An Adaptive Recursive Wavelet Based Algorithm for Real-Time Measurement of Power System Variables During Off-Nominal Frequency Conditions

Abstract

An adaptive wavelet-based method of phasor and frequency estimations and its application for online monitoring, control, and protective equipment are presented in this paper. The method is recursive with a low computational burden, suited for real-time implementations, and does not need any preprocessing stages. It computes the frequency of the analyzing signal accurately during nominal and off-nominal frequency conditions. To reduce computational errors of the phase angle and amplitude estimations that occur during off-nominal frequency conditions, the proposed method adapts itself according to the frequency drift.
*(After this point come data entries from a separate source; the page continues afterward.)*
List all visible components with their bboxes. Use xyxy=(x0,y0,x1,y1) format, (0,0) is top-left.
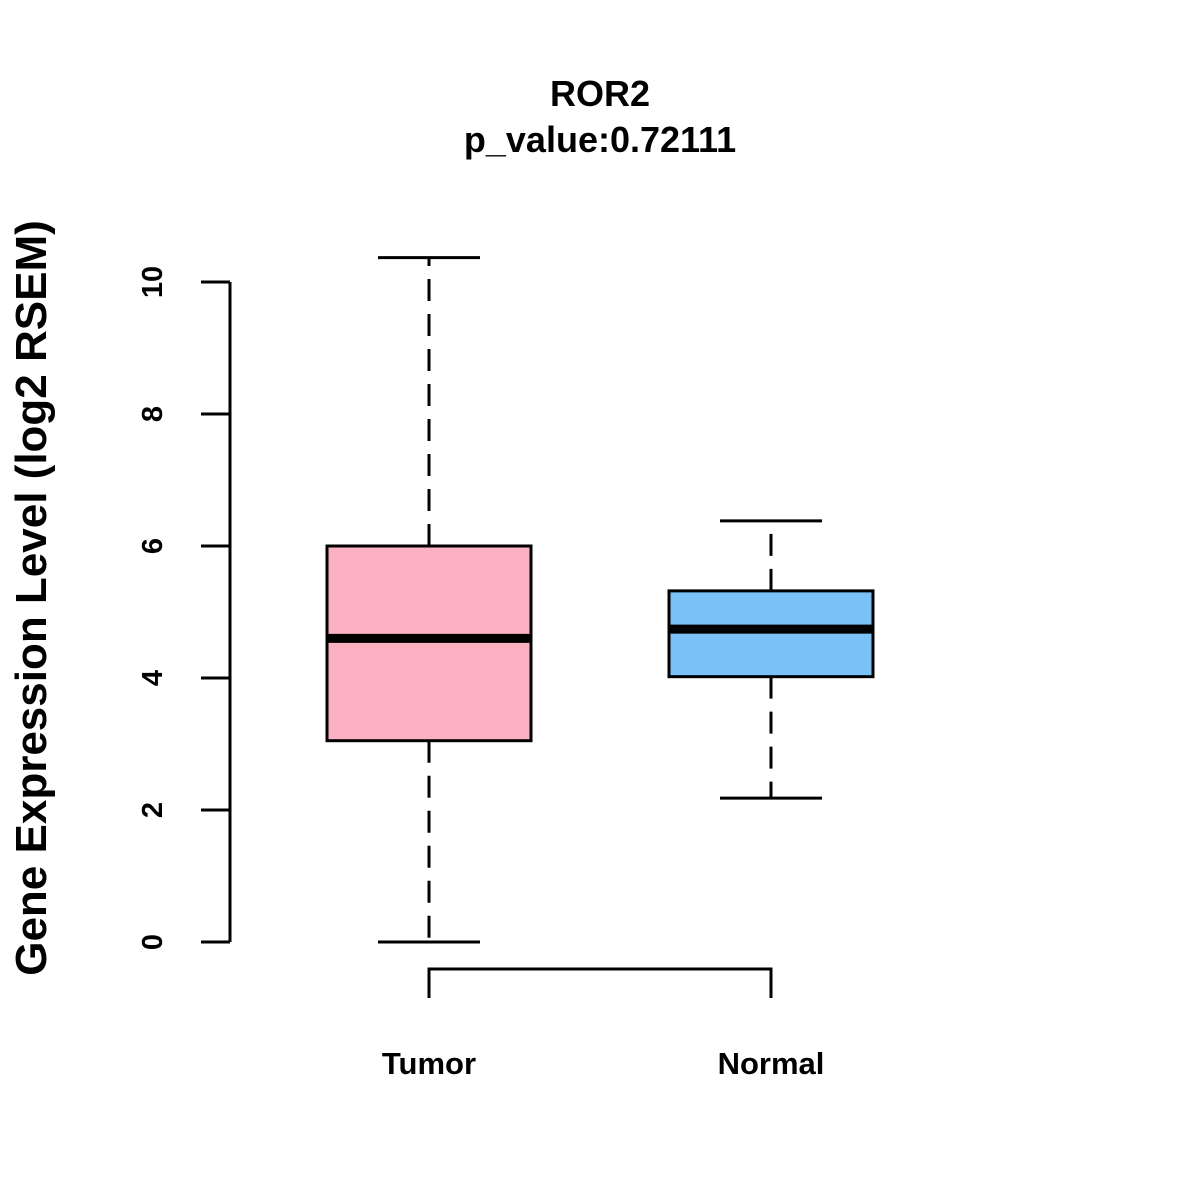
chart-title: ROR2 xyxy=(550,73,650,114)
y-tick-label: 4 xyxy=(137,670,169,686)
box-series xyxy=(325,256,875,944)
y-tick-label: 2 xyxy=(137,802,169,818)
y-tick-label: 6 xyxy=(137,538,169,554)
y-axis-label: Gene Expression Level (log2 RSEM) xyxy=(7,220,56,976)
y-tick-label: 0 xyxy=(137,934,169,950)
x-axis-labels: Tumor Normal xyxy=(382,1046,824,1081)
y-axis: 0 2 4 6 8 10 xyxy=(137,266,232,950)
y-tick-label: 10 xyxy=(137,266,169,298)
iqr-box xyxy=(667,589,875,679)
bracket-line xyxy=(427,967,773,998)
x-category-label-tumor: Tumor xyxy=(382,1046,476,1081)
chart-subtitle: p_value:0.72111 xyxy=(464,119,736,160)
iqr-box xyxy=(325,544,533,743)
box-tumor xyxy=(325,256,533,944)
box-normal xyxy=(667,519,875,800)
comparison-bracket xyxy=(427,967,773,998)
chart-title-group: ROR2 p_value:0.72111 xyxy=(464,73,736,160)
y-tick-label: 8 xyxy=(137,406,169,422)
x-category-label-normal: Normal xyxy=(718,1046,825,1081)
The proposed recursive adaptive method along with three other approaches based on recursive wavelet transform, discrete Fourier transform (DFT), and recursive DFT is implemented and compared using MATLAB, considering dynamic and static conditions. The methods are also employed for real-time computation of the phasor and frequency of the recorded data of the South West Interconnected System (SWIS) in Western Australia, and their efficiencies are assessed and compared. In addition, a real 33.3 MVA, 132/23.3 kV transformer located in SWIS is modeled in the electromagnetic transients program (EMTP) software, and the recorded signals have been employed for performance evaluation of the above-mentioned methods. The method is also implemented on a computer-based system in the laboratory and its performance is appraised accordingly. Extensive MATLAB simulations, laboratory implementation, field data, and EMTP results show that the proposed adaptive method has better static and dynamic performances in comparison to the other approaches.